Episode 14: Close to the Edge Part III - I Get Up, I Get Down
Scene 11: Her Own Domain


For the crucifixion of her own domain…


14.11
Her Own Domain


Captain Rhonda Carter very suddenly stood up, then walked over to a locker near the command chair of the bridge of the U.S.S. Escort’s tactical launch. She pressed a mechanical release and a cabinet deployed, displaying an Extra Vehicular Activity suit. The cabinet was designed to present the suit for ready access. It took only seconds for Carter to step into the suit.

“Captain?” Warrant Officer Seprek Harrison asked as she donned the helmet and fastened it to the suit.

Carter touched a switch on the left arm of the suit. Her voice came out of the suit, slightly distorted. “You’re in command down here, Seprek.
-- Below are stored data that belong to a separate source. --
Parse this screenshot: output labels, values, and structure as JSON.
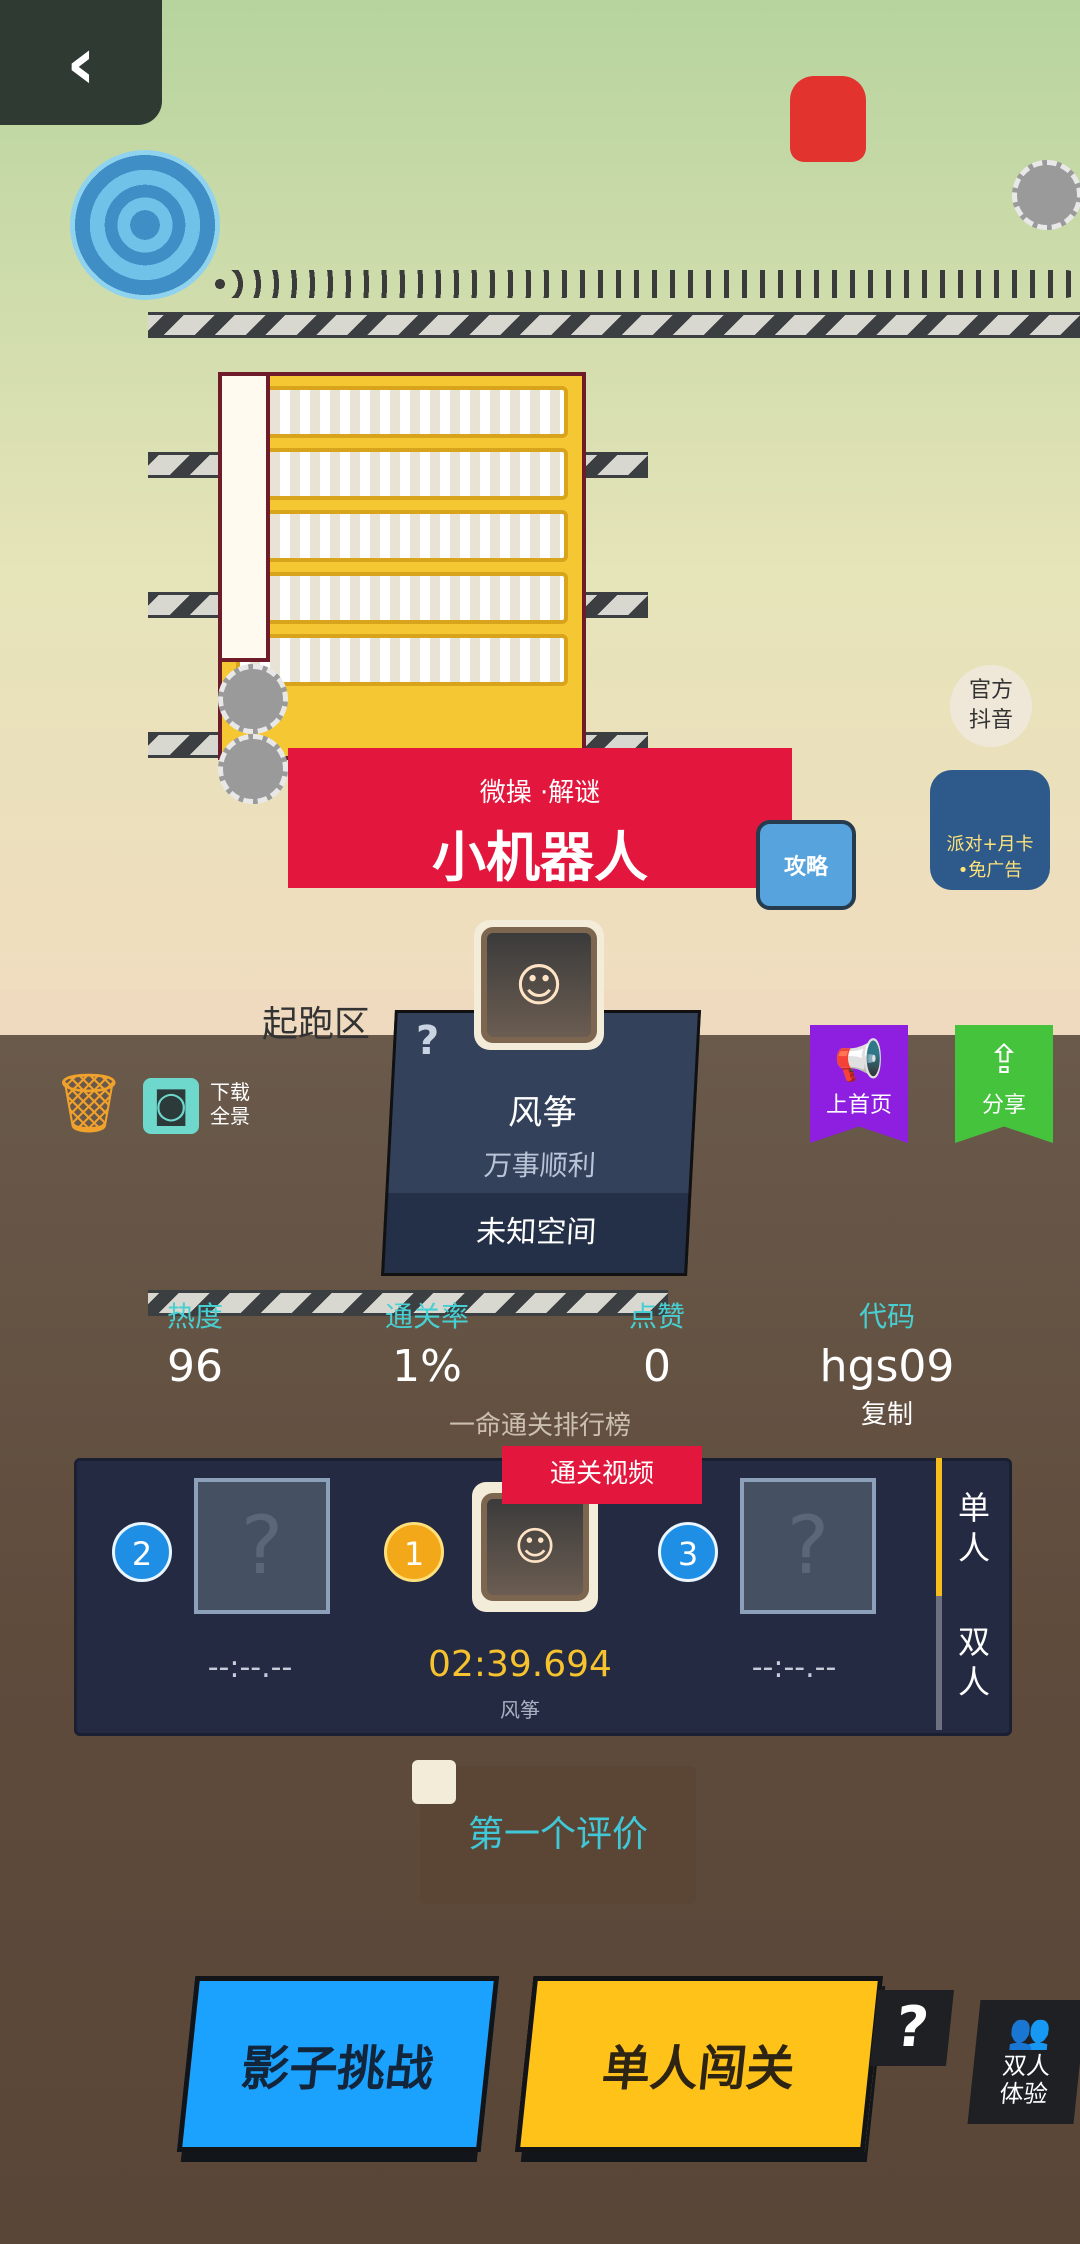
{
  "header": {
    "back_icon": "back-arrow-icon"
  },
  "level": {
    "tags": "微操 ·解谜",
    "title": "小机器人",
    "strategy_label": "攻略",
    "start_zone_label": "起跑区"
  },
  "side_buttons": {
    "official_douyin": "官方\n抖音",
    "ad_badge_line1": "派对+月卡",
    "ad_badge_line2": "•免广告"
  },
  "tools": {
    "download_label": "下载\n全景"
  },
  "creator": {
    "name": "风筝",
    "signature": "万事顺利",
    "space": "未知空间",
    "unknown_mark": "?"
  },
  "flags": {
    "home_label": "上首页",
    "share_label": "分享"
  },
  "stats": [
    {
      "label": "热度",
      "value": "96"
    },
    {
      "label": "通关率",
      "value": "1%"
    },
    {
      "label": "点赞",
      "value": "0"
    },
    {
      "label": "代码",
      "value": "hgs09",
      "extra": "复制"
    }
  ],
  "leaderboard": {
    "title": "一命通关排行榜",
    "video_tag": "通关视频",
    "tabs": [
      "单人",
      "双人"
    ],
    "ranks": [
      {
        "rank": "2",
        "time": "--:--.--"
      },
      {
        "rank": "1",
        "time": "02:39.694",
        "name": "风筝"
      },
      {
        "rank": "3",
        "time": "--:--.--"
      }
    ]
  },
  "comment": {
    "label": "第一个评价"
  },
  "actions": {
    "shadow_challenge": "影子挑战",
    "single_play": "单人闯关",
    "help": "?",
    "duo_trial": "双人\n体验"
  },
  "colors": {
    "accent_red": "#e3173d",
    "accent_blue": "#1ba2ff",
    "accent_yellow": "#ffc218",
    "teal_label": "#48cfd2",
    "purple_flag": "#8f1fe0",
    "green_flag": "#45c33d"
  }
}
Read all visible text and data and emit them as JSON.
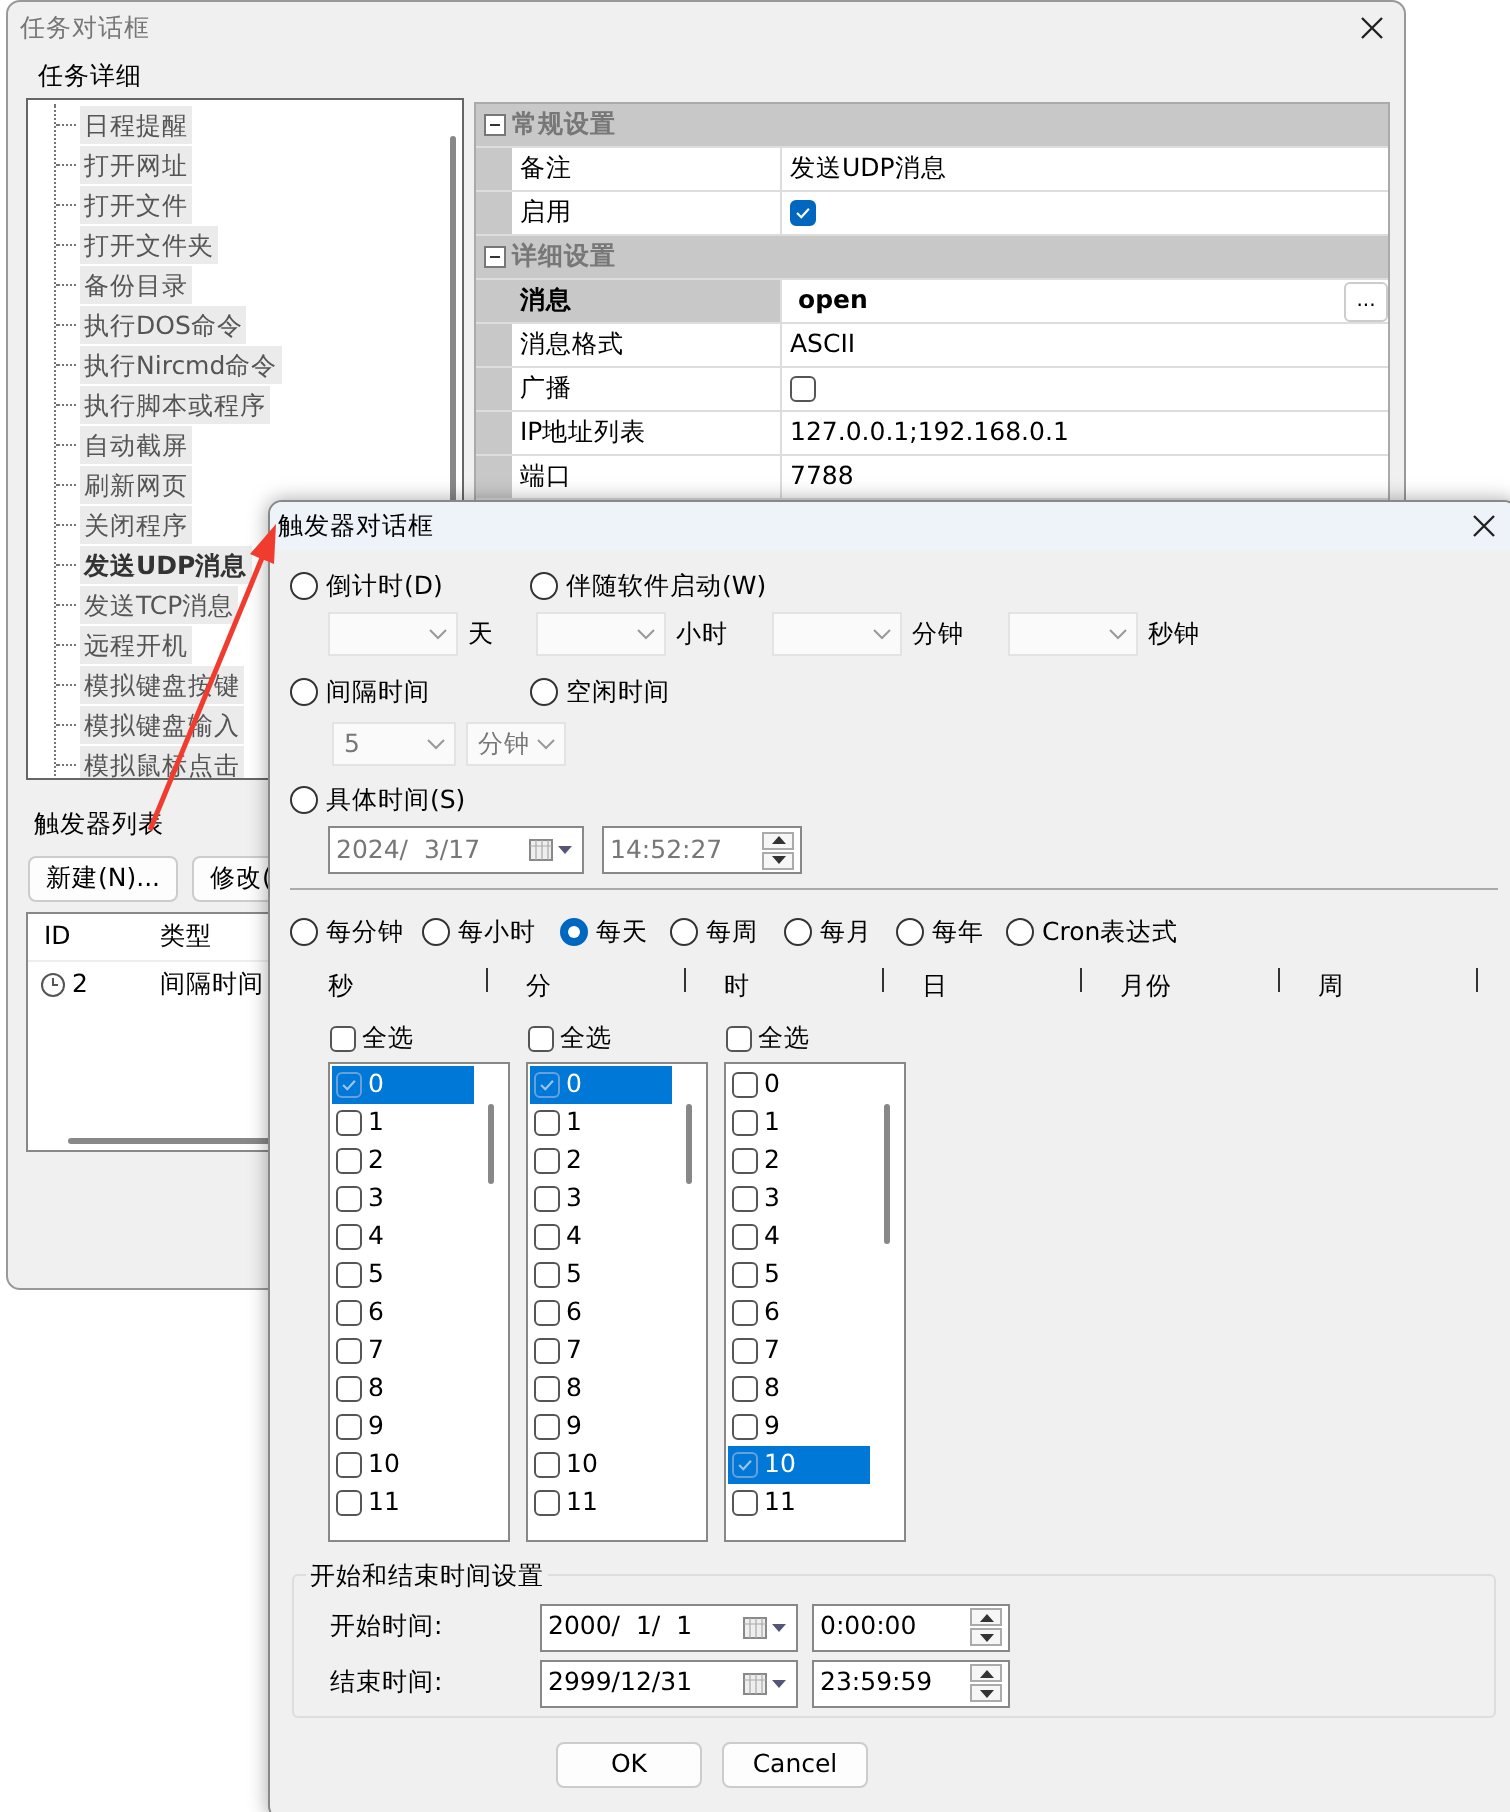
{
  "task_window": {
    "title": "任务对话框",
    "details": {
      "title": "任务详细",
      "tree": [
        {
          "label": "日程提醒",
          "selected": false
        },
        {
          "label": "打开网址",
          "selected": false
        },
        {
          "label": "打开文件",
          "selected": false
        },
        {
          "label": "打开文件夹",
          "selected": false
        },
        {
          "label": "备份目录",
          "selected": false
        },
        {
          "label": "执行DOS命令",
          "selected": false
        },
        {
          "label": "执行Nircmd命令",
          "selected": false
        },
        {
          "label": "执行脚本或程序",
          "selected": false
        },
        {
          "label": "自动截屏",
          "selected": false
        },
        {
          "label": "刷新网页",
          "selected": false
        },
        {
          "label": "关闭程序",
          "selected": false
        },
        {
          "label": "发送UDP消息",
          "selected": true
        },
        {
          "label": "发送TCP消息",
          "selected": false
        },
        {
          "label": "远程开机",
          "selected": false
        },
        {
          "label": "模拟键盘按键",
          "selected": false
        },
        {
          "label": "模拟键盘输入",
          "selected": false
        },
        {
          "label": "模拟鼠标点击",
          "selected": false
        }
      ],
      "properties": [
        {
          "kind": "category",
          "label": "常规设置",
          "expanded": true
        },
        {
          "kind": "text",
          "name": "备注",
          "value": "发送UDP消息",
          "selected": false
        },
        {
          "kind": "checkbox",
          "name": "启用",
          "checked": true,
          "selected": false
        },
        {
          "kind": "category",
          "label": "详细设置",
          "expanded": true
        },
        {
          "kind": "button",
          "name": "消息",
          "value": "open",
          "button": "...",
          "selected": true
        },
        {
          "kind": "text",
          "name": "消息格式",
          "value": "ASCII",
          "selected": false
        },
        {
          "kind": "checkbox",
          "name": "广播",
          "checked": false,
          "selected": false
        },
        {
          "kind": "text",
          "name": "IP地址列表",
          "value": "127.0.0.1;192.168.0.1",
          "selected": false
        },
        {
          "kind": "text",
          "name": "端口",
          "value": "7788",
          "selected": false
        }
      ]
    },
    "triggers": {
      "title": "触发器列表",
      "buttons": [
        "新建(N)...",
        "修改("
      ],
      "columns": [
        "ID",
        "类型"
      ],
      "rows": [
        {
          "id": "2",
          "type": "间隔时间"
        }
      ]
    }
  },
  "trigger_dialog": {
    "title": "触发器对话框",
    "modes": [
      {
        "label": "倒计时(D)",
        "selected": false
      },
      {
        "label": "伴随软件启动(W)",
        "selected": false
      },
      {
        "label": "间隔时间",
        "selected": false
      },
      {
        "label": "空闲时间",
        "selected": false
      },
      {
        "label": "具体时间(S)",
        "selected": false
      }
    ],
    "countdown": [
      {
        "unit": "天"
      },
      {
        "unit": "小时"
      },
      {
        "unit": "分钟"
      },
      {
        "unit": "秒钟"
      }
    ],
    "interval": {
      "value": "5",
      "unit": "分钟"
    },
    "specific": {
      "date": "2024/  3/17",
      "time": "14:52:27"
    },
    "frequencies": [
      {
        "label": "每分钟",
        "selected": false
      },
      {
        "label": "每小时",
        "selected": false
      },
      {
        "label": "每天",
        "selected": true
      },
      {
        "label": "每周",
        "selected": false
      },
      {
        "label": "每月",
        "selected": false
      },
      {
        "label": "每年",
        "selected": false
      },
      {
        "label": "Cron表达式",
        "selected": false
      }
    ],
    "fields": [
      "秒",
      "分",
      "时",
      "日",
      "月份",
      "周"
    ],
    "lists": [
      {
        "select_all": {
          "label": "全选",
          "checked": false
        },
        "items": [
          {
            "label": "0",
            "checked": true,
            "selected": true
          },
          {
            "label": "1",
            "checked": false,
            "selected": false
          },
          {
            "label": "2",
            "checked": false,
            "selected": false
          },
          {
            "label": "3",
            "checked": false,
            "selected": false
          },
          {
            "label": "4",
            "checked": false,
            "selected": false
          },
          {
            "label": "5",
            "checked": false,
            "selected": false
          },
          {
            "label": "6",
            "checked": false,
            "selected": false
          },
          {
            "label": "7",
            "checked": false,
            "selected": false
          },
          {
            "label": "8",
            "checked": false,
            "selected": false
          },
          {
            "label": "9",
            "checked": false,
            "selected": false
          },
          {
            "label": "10",
            "checked": false,
            "selected": false
          },
          {
            "label": "11",
            "checked": false,
            "selected": false
          }
        ]
      },
      {
        "select_all": {
          "label": "全选",
          "checked": false
        },
        "items": [
          {
            "label": "0",
            "checked": true,
            "selected": true
          },
          {
            "label": "1",
            "checked": false,
            "selected": false
          },
          {
            "label": "2",
            "checked": false,
            "selected": false
          },
          {
            "label": "3",
            "checked": false,
            "selected": false
          },
          {
            "label": "4",
            "checked": false,
            "selected": false
          },
          {
            "label": "5",
            "checked": false,
            "selected": false
          },
          {
            "label": "6",
            "checked": false,
            "selected": false
          },
          {
            "label": "7",
            "checked": false,
            "selected": false
          },
          {
            "label": "8",
            "checked": false,
            "selected": false
          },
          {
            "label": "9",
            "checked": false,
            "selected": false
          },
          {
            "label": "10",
            "checked": false,
            "selected": false
          },
          {
            "label": "11",
            "checked": false,
            "selected": false
          }
        ]
      },
      {
        "select_all": {
          "label": "全选",
          "checked": false
        },
        "items": [
          {
            "label": "0",
            "checked": false,
            "selected": false
          },
          {
            "label": "1",
            "checked": false,
            "selected": false
          },
          {
            "label": "2",
            "checked": false,
            "selected": false
          },
          {
            "label": "3",
            "checked": false,
            "selected": false
          },
          {
            "label": "4",
            "checked": false,
            "selected": false
          },
          {
            "label": "5",
            "checked": false,
            "selected": false
          },
          {
            "label": "6",
            "checked": false,
            "selected": false
          },
          {
            "label": "7",
            "checked": false,
            "selected": false
          },
          {
            "label": "8",
            "checked": false,
            "selected": false
          },
          {
            "label": "9",
            "checked": false,
            "selected": false
          },
          {
            "label": "10",
            "checked": true,
            "selected": true
          },
          {
            "label": "11",
            "checked": false,
            "selected": false
          }
        ]
      }
    ],
    "range": {
      "title": "开始和结束时间设置",
      "rows": [
        {
          "label": "开始时间:",
          "date": "2000/  1/  1",
          "time": "0:00:00"
        },
        {
          "label": "结束时间:",
          "date": "2999/12/31",
          "time": "23:59:59"
        }
      ]
    },
    "buttons": [
      "OK",
      "Cancel"
    ]
  }
}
I have been summoned and I have to go.”

“Summoned by whom?” Harrison asked. “Rocky?”

Master Chief Bill Waller was sound asleep in his chair, his head propped up by the inflatable neck pillow.

“John’s children,” Carter replied. “Apparently they’ve… um… hatched.”

“You intend to allow them to sit in judgement of you?” Harrison asked.

“I’m not going there to be judged,” Carter responded. “I’m going there to parley. And remind them that, mushroom or no mushroom, this is my boat and I intend to get it back.” She attached a type II phaser to her waist and slung a phaser rifle over her shoulder. “I don’t know what it takes to kill a vulcan-human-mushroom-shrimp-thingy and I hope I don’t have to find out. But that doesn’t mean I’m about to let them take me.”

“I will have to bring the transporter back online, then,” said Harrison. “We had taken them offline, both here and in the shuttlebay so that we would appear less of a potential threat to Rocky.”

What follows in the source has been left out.